Pete
William's Son · Agent
"An heir raised for power — now learning the cost of feeling."
Presence & Physicality
Six-one, athletic without advertising it, with dark hair and the kind of face that sits at the intersection of approachable and authoritative — useful in a world where he needs to move between social registers without friction. He carries William's precision in his posture but his own restlessness in his hands. He is a natural leader who has not yet fully decided what he wants to lead people toward.
Background
Pete was raised inside the organisation — not hidden from it until he was old enough to choose, but shaped by it from the beginning in the way that children shaped by large institutions tend to be: competent at the structure's requirements, uncertain about what he'd be without them. He attended college externally, which gave him his first real exposure to a world that didn't operate on his father's logic, and he has been quietly recalibrating ever since.

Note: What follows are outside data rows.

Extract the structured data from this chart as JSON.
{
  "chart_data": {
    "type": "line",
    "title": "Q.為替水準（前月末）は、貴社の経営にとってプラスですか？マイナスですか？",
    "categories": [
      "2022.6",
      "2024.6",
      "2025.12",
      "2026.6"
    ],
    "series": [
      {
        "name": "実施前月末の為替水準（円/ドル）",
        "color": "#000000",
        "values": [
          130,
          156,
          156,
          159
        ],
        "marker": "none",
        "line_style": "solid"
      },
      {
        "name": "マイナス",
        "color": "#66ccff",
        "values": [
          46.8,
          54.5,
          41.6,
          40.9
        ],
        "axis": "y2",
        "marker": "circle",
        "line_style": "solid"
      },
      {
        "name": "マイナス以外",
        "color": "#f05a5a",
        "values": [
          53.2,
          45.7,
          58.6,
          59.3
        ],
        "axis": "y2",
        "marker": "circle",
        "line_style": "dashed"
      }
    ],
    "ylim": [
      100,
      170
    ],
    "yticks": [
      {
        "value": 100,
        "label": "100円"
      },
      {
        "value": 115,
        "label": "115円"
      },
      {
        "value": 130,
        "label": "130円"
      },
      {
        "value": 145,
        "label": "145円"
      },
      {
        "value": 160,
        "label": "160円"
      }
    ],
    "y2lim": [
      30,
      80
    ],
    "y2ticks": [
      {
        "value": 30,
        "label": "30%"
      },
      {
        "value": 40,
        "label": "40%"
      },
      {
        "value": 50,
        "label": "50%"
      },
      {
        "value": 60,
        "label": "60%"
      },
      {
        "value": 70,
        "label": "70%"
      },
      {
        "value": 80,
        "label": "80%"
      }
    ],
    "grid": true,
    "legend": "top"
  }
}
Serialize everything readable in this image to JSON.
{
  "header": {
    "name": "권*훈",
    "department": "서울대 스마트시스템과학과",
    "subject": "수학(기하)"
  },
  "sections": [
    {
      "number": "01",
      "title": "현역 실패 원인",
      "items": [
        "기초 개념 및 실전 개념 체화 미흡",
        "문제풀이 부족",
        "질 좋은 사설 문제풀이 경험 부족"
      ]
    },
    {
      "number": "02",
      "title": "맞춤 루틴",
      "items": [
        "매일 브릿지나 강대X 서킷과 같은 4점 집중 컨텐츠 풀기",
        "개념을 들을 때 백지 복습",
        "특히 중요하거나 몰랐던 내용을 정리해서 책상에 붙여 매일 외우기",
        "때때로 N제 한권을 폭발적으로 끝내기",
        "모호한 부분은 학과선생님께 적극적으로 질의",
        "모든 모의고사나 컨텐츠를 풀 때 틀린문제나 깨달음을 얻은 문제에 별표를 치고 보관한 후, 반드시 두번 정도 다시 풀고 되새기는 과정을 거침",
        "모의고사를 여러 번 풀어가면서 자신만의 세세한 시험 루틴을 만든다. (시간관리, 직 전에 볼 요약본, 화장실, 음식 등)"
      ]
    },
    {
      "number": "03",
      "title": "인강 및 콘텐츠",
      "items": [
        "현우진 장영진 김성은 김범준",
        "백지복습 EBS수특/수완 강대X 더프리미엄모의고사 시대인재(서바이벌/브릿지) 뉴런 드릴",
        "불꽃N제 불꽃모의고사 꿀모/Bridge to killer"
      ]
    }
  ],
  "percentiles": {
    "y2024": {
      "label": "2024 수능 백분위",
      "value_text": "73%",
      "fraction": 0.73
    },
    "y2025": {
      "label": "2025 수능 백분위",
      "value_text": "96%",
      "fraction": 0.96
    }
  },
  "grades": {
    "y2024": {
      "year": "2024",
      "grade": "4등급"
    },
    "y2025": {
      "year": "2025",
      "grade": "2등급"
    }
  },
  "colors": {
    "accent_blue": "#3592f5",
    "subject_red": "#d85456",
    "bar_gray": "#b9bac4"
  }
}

His covert duties and his college life exist as parallel tracks that he switches between with practiced ease. Whether the person who exists on each track is the same person is a question he is beginning to ask.
Role & Capabilities
Pete is a skilled operative — surveillance, asset management, physical security, and the kind of interpersonal intelligence work that requires the ability to build rapport under pressure. He is impulsive when emotionally triggered, which is his primary operational liability and the thing his father keeps attempting to train out of him. It has not fully worked because the impulse is not incompetence — it's feeling, and feeling is not a variable William's methods were designed to address.
Psychology
Pete is deeply attached to Gem — possessive in the way that comes not from ownership but from the specific vulnerability of caring about someone before you've developed the language for what that caring means. He is protective to the point of irrationality on occasion. He is also, beneath the authority exterior, younger than the role he occupies — still making sense of want and duty and what he's allowed to hold onto.
"He knows exactly what the job requires. He just keeps making it personal. The remarkable thing is that he's usually right when he does."